19 de junio de 2025 a las 23:45
PAN busca anular elecciones judiciales
La sombra de la duda se cierne sobre las recién concluidas elecciones judiciales. El Partido Acción Nacional (PAN), en una enérgica muestra de resistencia, no se quedará de brazos cruzados ante lo que consideran una flagrante violación a los principios democráticos. Desde el corazón del partido, las voces de Jorge Triana, vocero nacional, y Roberto Gil Zuarth, se alzan con fuerza para denunciar lo que califican como una "farsa judicial", plagada de irregularidades que ponen en tela de juicio la legitimidad del proceso. No se trata, afirman, de una simple discrepancia política, sino de una defensa a ultranza de la voluntad ciudadana, violentada, según sus argumentos, por una serie de anomalías que van desde el uso de los polémicos "acordeones" –mecanismos que, en su opinión, distorsionan la libre elección del votante– hasta la inexplicable discrepancia entre el número de votantes y los votos emitidos en diversas casillas. El fantasma de las "boletas planchadas" y una participación ciudadana inusualmente baja, casi rozando la apatía, completan un cuadro que, a ojos del PAN, dibuja un escenario de profunda preocupación para el futuro de la democracia en el país.

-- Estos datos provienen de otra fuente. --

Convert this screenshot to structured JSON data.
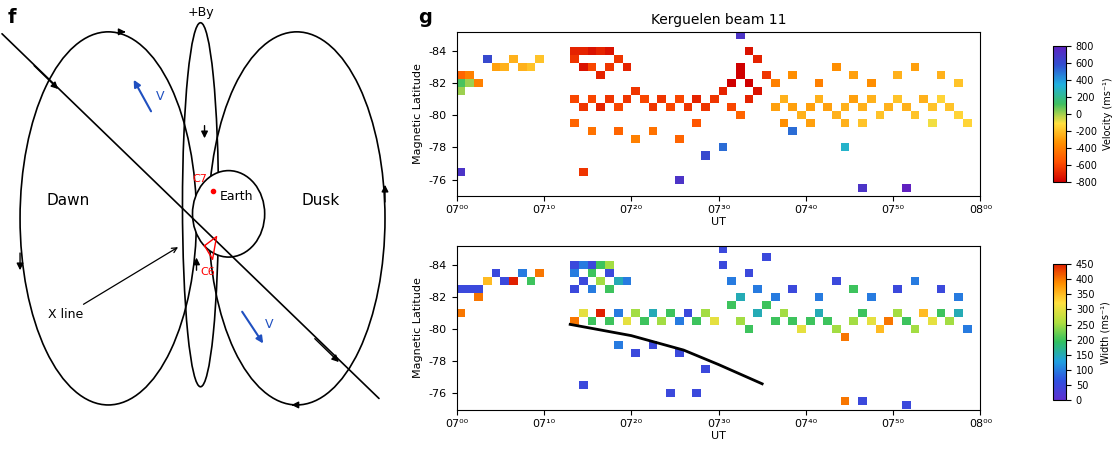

La estrategia del PAN, meticulosamente diseñada por su equipo jurídico, se centra en la impugnación ante la Sala Superior del Tribunal Electoral del Poder Judicial de la Federación (TEPJF). Conscientes de los candados impuestos por la reciente Reforma Judicial, que limitan la capacidad de los partidos políticos para cuestionar los resultados electorales, el PAN ha optado por una vía legal innovadora: presentarse como "tercero interesado", amparados en la figura del "interés legítimo" reconocida por el Código Federal de Procedimientos Civiles. Con esta audaz maniobra jurídica, buscan no solo invalidar lo que consideran una elección fraudulenta, sino también sentar un precedente que permita a la ciudadanía y a las fuerzas políticas ejercer un control efectivo sobre los procesos electorales, impidiendo que se conviertan en meros trámites controlados por el poder en turno.
La batalla legal apenas comienza, y el PAN se prepara para un enfrentamiento titánico. Cada irregularidad detectada, cada anomalía en el conteo de votos, cada evidencia del uso de los controvertidos "acordeones", será meticulosamente documentada y presentada ante el tribunal. Casillas con una participación que supera –inexplicablemente– el 100% del padrón electoral, boletas planchadas que representan un porcentaje significativo de los votos anulados, y candidaturas que obtuvieron, contra toda lógica, más del 100% de los sufragios, forman parte del arsenal de argumentos que el PAN esgrimirá en su lucha por la transparencia y la legitimidad electoral. La velocidad con la que se realizaron los conteos en algunas casillas, un tiempo que –según el PAN– hace humanamente imposible procesar la cantidad de votos registrados, se suma a la lista de irregularidades que exigen una explicación convincente por parte de las autoridades electorales. La correlación entre la distribución de los "acordeones" y los resultados de la elección en 15 entidades federativas, presentada por el PAN como una evidencia más de la manipulación del proceso, añade un nuevo capítulo a esta compleja trama electoral. El PAN está decidido a llegar hasta las últimas consecuencias, convencidos de que la defensa de la democracia es un deber ineludible para todos los ciudadanos y fuerzas políticas del país.